Отец мой в свое время умел подать товар лицом — что видно из его предсмертной речи. Но только я его превзошел. И говорю я так не из похвальбы — спросите кого хотите из тех, кто его слышал и может нас сравнить. Для этого мне немало пришлось потрудиться. Я примерялся к другим ораторам: к членам парламента, к государственным деятелям, к проповедникам, к ученым законникам — и если они были хороши, я у них что-нибудь заимствовал, а если они были плохи, я их не трогал. И вот послушайте, что я вам скажу: я и в смертный час буду утверждать, что из всех сословий, которые в Великобритании не пользуются почетом, меньше всего уважают сословие коробейников. Почему наше занятие не считается достойным? Почему мы не пользуемся привилегиями? Почему нас заставляют брать разрешение на розничную торговлю, а от торгующих в розницу политиков никто такого разрешения не требует? В чем разница между нами? Только в том, что мы продаем дешево, а они запрашивают втридорога; а если и есть другие различия, то все они тоже в нашу пользу.

Сами подумайте! Скажем, настанет время выборов.

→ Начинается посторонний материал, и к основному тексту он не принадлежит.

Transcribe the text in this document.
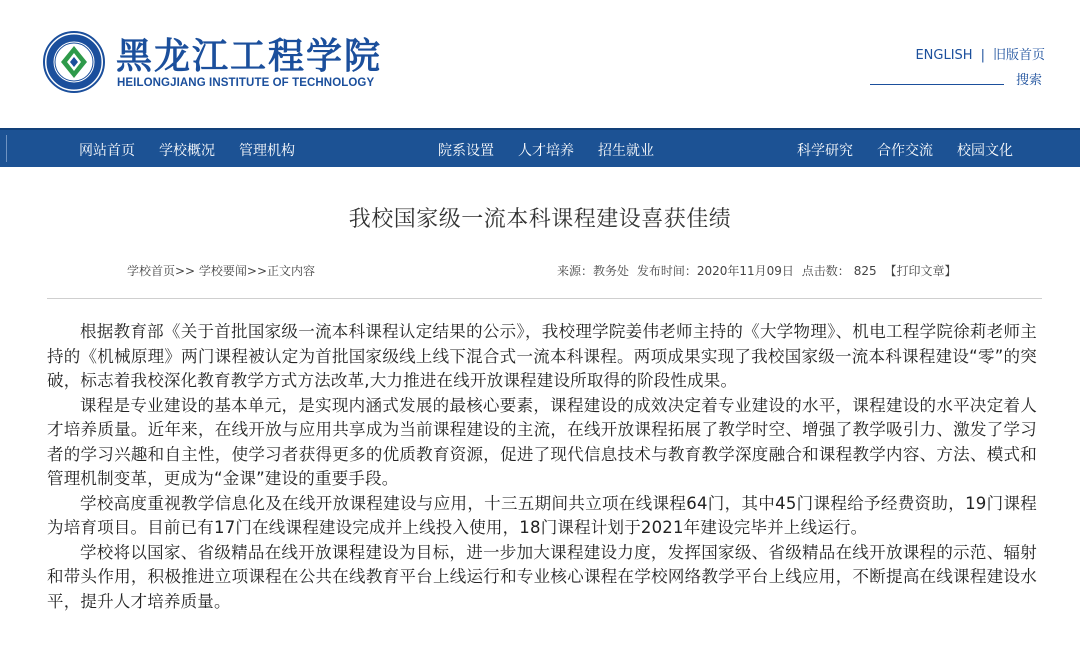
黑龙江工程学院
HEILONGJIANG INSTITUTE OF TECHNOLOGY
ENGLISH | 旧版首页
搜索
网站首页 学校概况 管理机构	院系设置 人才培养 招生就业	科学研究 合作交流 校园文化
我校国家级一流本科课程建设喜获佳绩
学校首页>> 学校要闻>>正文内容	来源：教务处 发布时间：2020年11月09日 点击数： 825 【打印文章】

根据教育部《关于首批国家级一流本科课程认定结果的公示》，我校理学院姜伟老师主持的《大学物理》、机电工程学院徐莉老师主持的《机械原理》两门课程被认定为首批国家级线上线下混合式一流本科课程。两项成果实现了我校国家级一流本科课程建设“零”的突破，标志着我校深化教育教学方式方法改革,大力推进在线开放课程建设所取得的阶段性成果。

课程是专业建设的基本单元，是实现内涵式发展的最核心要素，课程建设的成效决定着专业建设的水平，课程建设的水平决定着人才培养质量。近年来，在线开放与应用共享成为当前课程建设的主流，在线开放课程拓展了教学时空、增强了教学吸引力、激发了学习者的学习兴趣和自主性，使学习者获得更多的优质教育资源，促进了现代信息技术与教育教学深度融合和课程教学内容、方法、模式和管理机制变革，更成为“金课”建设的重要手段。

学校高度重视教学信息化及在线开放课程建设与应用，十三五期间共立项在线课程64门，其中45门课程给予经费资助，19门课程为培育项目。目前已有17门在线课程建设完成并上线投入使用，18门课程计划于2021年建设完毕并上线运行。

学校将以国家、省级精品在线开放课程建设为目标，进一步加大课程建设力度，发挥国家级、省级精品在线开放课程的示范、辐射和带头作用，积极推进立项课程在公共在线教育平台上线运行和专业核心课程在学校网络教学平台上线应用，不断提高在线课程建设水平，提升人才培养质量。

В субботний вечер на базарной площади я стою на подножке своего фургона и предлагаю свой товар. Я говорю:

— А ну подходите, свободные и независимые избиратели! Такого случая вам с рождения не подвертывалось, да и до рождения тоже. Послушайте, что я вам предложу. Вот две бритвы, побреют вас чище, чем Опекунский совет[3]; а вот утюг, до того хорош, что хоть на вес золота его покупайте — не пожалеете; а вот сковородка, пропитанная бифштексовым соком, — только купите, а там до самой смерти жарьте на ней хлеб и объедайтесь мясной пищей; а вот настоящий хронометр в футляре из чистого серебра, такой тяжелый, что поздней ночью, вернувшись домой с веселой встречи добрых друзей, только стукните им в дверь, так сразу поднимете и супругу и все семейство, а молоток сбережете для почтальона; а вот полдюжины обеденных тарелок, чтобы мелодичным стуком развеселить младенца, когда младенец закапризничает. Погодите-ка! Дам я вам еще придачу. Да не простую, а вот эту скалку, и чуть только младенчик засунет ее в рот поглубже, когда у него зубы режутся, да потрет ею десну, так они сразу в два ряда и полезут, а он-то смеяться будет, точно его щекочут. Погодите-погодите! Дам я вам еще одну придачу, потому что не нравятся мне ваши глаза — сразу видно, покупать вы будете только, если я продам себе в убыток; и еще потому, что я согласен и на убыток, лишь бы только сегодня деньжатами разжиться; ну, вот вам еще зеркало, чтобы вы видели, какой у вас мерзкий вид, когда вы молчите и не предлагаете честную цену. Ну, что вы теперь скажете? Ну, не скупитесь! Это вы сказали — фунт? Да уж, конечно, не вы — где у вас взяться фунту! Вы сказали — десять шиллингов? Да уж, конечно, не вы — вы за свечи побольше задолжали. Ну так слушайте, что я вам предложу. Вот он, весь товар, на подножке — и бритвы, и утюг, и сковородка, и часы-хронометр, и обеденные тарелки, и скалка, и зеркало, — забирайте-ка всю кучу за четыре шиллинга, а я вам шесть пенсов уплачу за беспокойство.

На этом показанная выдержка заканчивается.